Hong Kong orchid tree has claret red blooms that start in October and last through April. Flowers can be 5 to 6 inches across and are fragrant. They attract hummingbirds and butterflies. The tree is sterile so it does not produce messy seedpods. Apply palm fertilizer in March, June, and October to keep good foliage color and vigor.
Yesterday, today and tomorrow (Brunfelsia latifolia) is another winter performer with a multicolored flower show from October to April. Blooms open purple the first day, are light purple the second day, and white the third day. The plant is loaded with flowers the entire winter season and makes a great show. This plant likes sun to light shade and enjoys a moist site. It can grow 8 to 9 feet in height, so it's great as a background or specimen plant.
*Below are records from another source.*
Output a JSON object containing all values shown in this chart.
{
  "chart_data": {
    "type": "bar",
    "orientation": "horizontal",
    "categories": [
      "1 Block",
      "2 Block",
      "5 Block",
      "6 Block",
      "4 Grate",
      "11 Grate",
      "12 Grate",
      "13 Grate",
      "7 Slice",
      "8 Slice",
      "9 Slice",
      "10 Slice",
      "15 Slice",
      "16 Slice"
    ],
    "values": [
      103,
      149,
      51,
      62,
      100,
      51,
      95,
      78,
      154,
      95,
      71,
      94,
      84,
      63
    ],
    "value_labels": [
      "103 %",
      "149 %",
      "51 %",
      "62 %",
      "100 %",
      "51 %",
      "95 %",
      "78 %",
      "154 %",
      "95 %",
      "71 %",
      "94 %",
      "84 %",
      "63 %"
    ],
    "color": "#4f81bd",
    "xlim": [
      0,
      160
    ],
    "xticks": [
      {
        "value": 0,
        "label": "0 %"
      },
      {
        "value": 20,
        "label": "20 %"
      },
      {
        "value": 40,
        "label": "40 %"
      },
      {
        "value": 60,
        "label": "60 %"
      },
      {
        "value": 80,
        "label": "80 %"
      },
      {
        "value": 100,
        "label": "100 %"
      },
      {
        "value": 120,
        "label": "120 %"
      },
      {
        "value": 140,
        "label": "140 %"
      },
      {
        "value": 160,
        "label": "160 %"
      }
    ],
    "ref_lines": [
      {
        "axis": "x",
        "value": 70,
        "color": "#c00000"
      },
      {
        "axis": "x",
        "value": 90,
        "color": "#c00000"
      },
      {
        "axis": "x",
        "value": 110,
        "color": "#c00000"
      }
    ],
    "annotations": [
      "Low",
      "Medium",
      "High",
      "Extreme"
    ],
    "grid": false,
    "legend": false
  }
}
The Florida hydrangea, Dombeya 'Seminole', has pink hydrangea-like clusters of blooms over the winter. It is a great companion to yesterday, today, and tomorrow and likes similiar growing conditions. My plant has grown to 10 feet in height and is leggy in deep shade. It would be much more compact with sun to light shade.
The desert cassia blooms year-round, but it's extra prolific during the winter months. This vase-like small tree only grows to 10 feet in height and blooms all year. The dainty foliage is covered with yellow flowers so dense that the leaves cannot be seen. This is a full sun lover that likes dry conditions. It flowers very heavily during the winter months and attracts yellow sulphur butterflies.
One of the things you learn quickly in Florida is how fast the trees grow. Plants in full sun 20 years ago now struggle in deep shade. My Dombeya and yesterday, today, and tomorrow are facing this crisis. One must look at this as a gardening opportunity when the sun lovers slowly fade out.